Taking advantage of others’ mistakes from ‘rustiness’ in the early part of the delayed 2020 Formula 1 season could be the best opportunity for a Formula 1 team like Williams, reckons George Russell.
Speaking in a video interview with Sky Sports F1, Russell said the extremely long gap between any form of F1 running and the planned resumption of racing in Austria in July meant the opening grands prix of 2020 could feature more errors than usual from teams as well as drivers.
Russell is keen his Williams team – which has been last in the constructors’ championship for the past two years – is ready to capitalise on that.
“If we do go racing in July we’ll have had three days of testing [and no other F1 track time] in the space of seven months, which is unbelievable to think,” said Russell.
“When the season gets started, as drivers and engineers and mechanics, you all get into a bit of a rhythm, you’ve got race after race after race.
“And having this much time away, by the time we get back I think everybody’s going to be rusty and people will make mistakes – drivers will make mistakes, engineers, mechanics, everybody will.
“It’s very important we try to capitalise on those times because I think for people who aren’t going out winning races or scoring points, there will be a big opportunity – or the greatest opportunity – to get a result at the start of the year when people are making mistakes.”
Russell’s new team-mate Nicholas Latifi, who will be the only rookie on the 2020 F1 grid, added that normally going directly from winter testing to the first race minimised the chance of such errors.
With F1 not planning any form of test ahead of its opening race at present, Latifi thinks it will be a different challenge in Austria.
“It’s often overlooked that on the operational side of things there are so many procedures that need to be executed flawlessly – from the mechanics, the engineers, the team management – that when you’re kind of out of the rhythm for so long it will be difficult to get back into it,” he said.

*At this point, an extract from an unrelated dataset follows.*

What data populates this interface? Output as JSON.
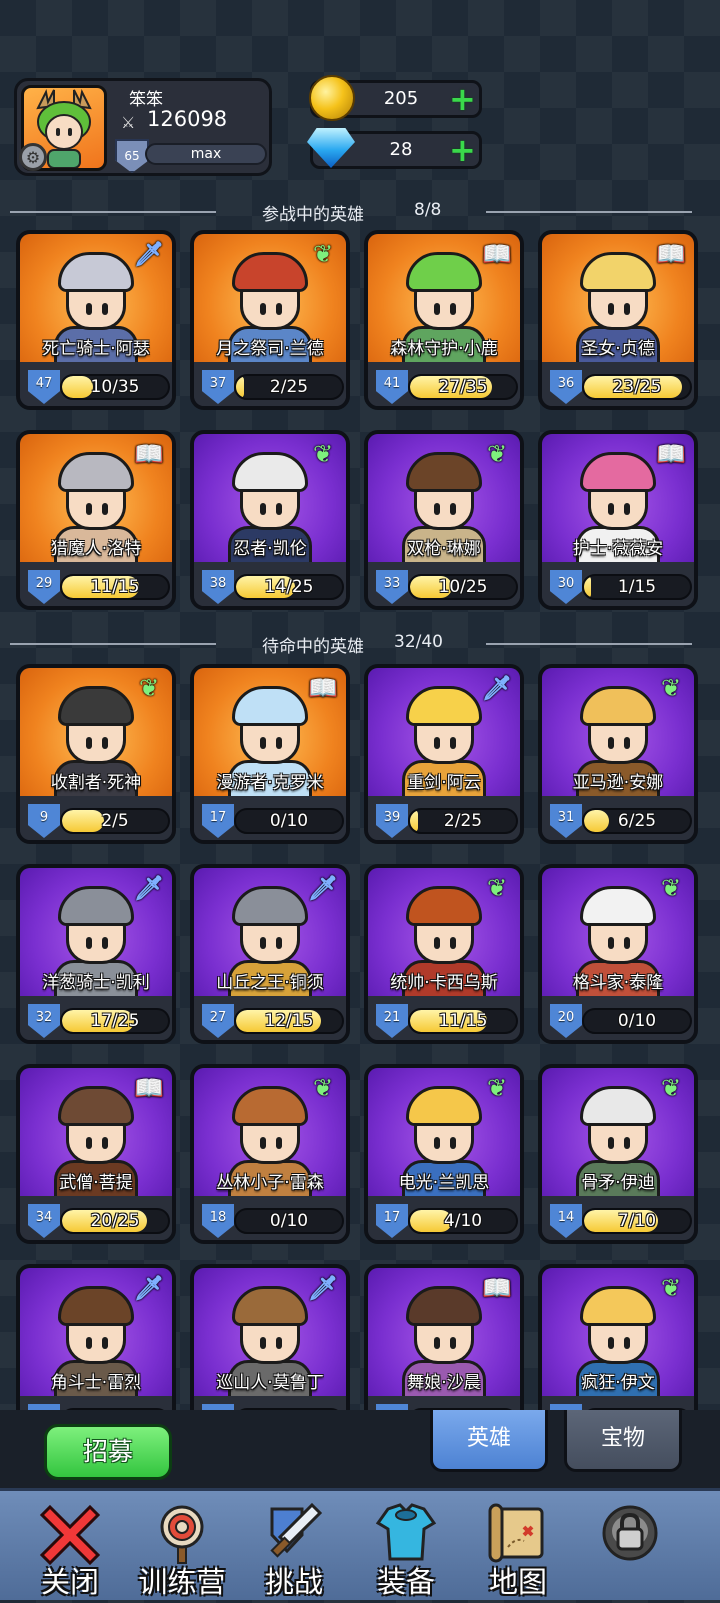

“Winter testing is one of the biggest opportunities for them to iron out all these kinks – especially for us drivers.”
Russell also suggested the restrictions of the lockdown were likely to impact racing drivers’ performances more than other sportspeople.
He made clear that participating in esports events such as F1’s own Virtual GP series had been helpful, but that it was not a full substitute for real-world track time.
“I don’t think there’s any sportsmen in the world who can’t go out there and just do their own sport,” said Russell.
“If you’re a footballer you can go out and kick a ball around, if you’re a tennis player I’m sure most tennis players have got tennis courts at their homes.
“I don’t know if there are any racing drivers who’ve got a racetrack and an F1 car in their garden, but I certainly don’t!
“[Esports] is the next best thing. But it’s definitely not the real thing.
“Part of racing is that feel in the car, driving through a corner at Silverstone at 180mph/200mph and a bit of that fear factor and adrenaline.
“Whereas when you’re sat in your living room and you’ve got a cup of tea on your side, it’s not quite the same. It’s the next best thing but it’s still not the same.”